Reference showing that positively curved balls in surfaces have area at most $\pi r^2$ Given a Riemannian surface with nonnegative Gaussian curvature, the area of a ball of radius $r$ around any point has area at most $\pi r^2$.  I have a simple proof of this in the Euclidean cone case (a surface which is flat except at a discrete set of cone points), which shows that all points in the ball can be reached with geodesics that do not pass through a cone point.
My question: who would have proved this first, and does anyone know a good reference for such?  All of my searches find much more complicated results involving sectional curvature in higher dimensional manifolds.
 A: Spivak credits Diquet (1848) with the result that
$$K(p) = \lim_{r\to 0} 12 \frac{\pi r^2-A(r)}{\pi r^4}.$$
This comes from an elementary argument with the Taylor expansion for the metric in geodesic normal coordinates. (See the Appendix for Chapter 3 of Volume II of Spivak's magnum opus Differential Geometry. Also look at a brief entry on Wikipedia: "Bertrand-Diquet-Puiseux Theorem.")
A: Surely Gauss knew about this. Consider $S \subset \mathbb R^3$, a two dimensional oriented embedded surface. Recall that the Gauss map $G: S \to S^2$ is defined by $$G(p) = \mathbb n(p)$$ where $\mathbb n(p)$ is the unit normal of $S$ at $p$, translated to the origin (so that $\mathbb n \in S^2$, the unit sphere). Then the Gaussian curvature at $p$ effectively measures the signed area distortion of a small rectangle near $p$ under the map $G$. Thus the Gauss curvature $K$ is defined to be $$\textrm{det}(DG)$$ where $DG$ is the derivative of $G$, say, written with respect to a local parametrization of $S$ in some neighborhood of $p$. The hypothesis that $K := \textrm{det}(DG) \geq 0$ is thus saying something about area deformation. So it is not a long walk from here to the proof that you want (most proofs also involve one other concept: normal (or "geodesic") coordinates, also invented by Gauss).
As far as a reference is concerned, consider looking at Ted Shifrin's great book 
Differential Geometry. I don't know if he proved the volume comparison result you wanted per se, but the "pieces" are certainly there.

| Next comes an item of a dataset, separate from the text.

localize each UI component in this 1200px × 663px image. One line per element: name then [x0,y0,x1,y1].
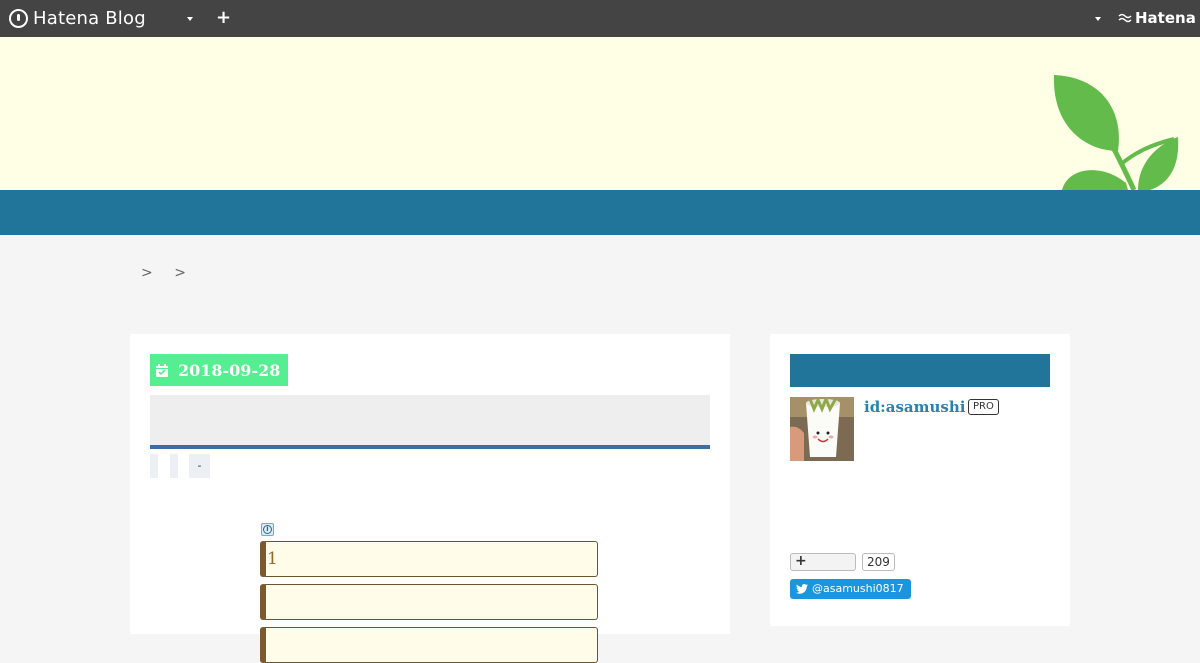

Edit: After a little bit more thought, I guess it is more difficult than I thought to outright prove this from first principles based on what I said above. I don't know whether or not I've ever seen it worked out completely just for, say, surfaces in $\mathbb R^3$ (the more general results imply this case of course, but that is not what your question is about).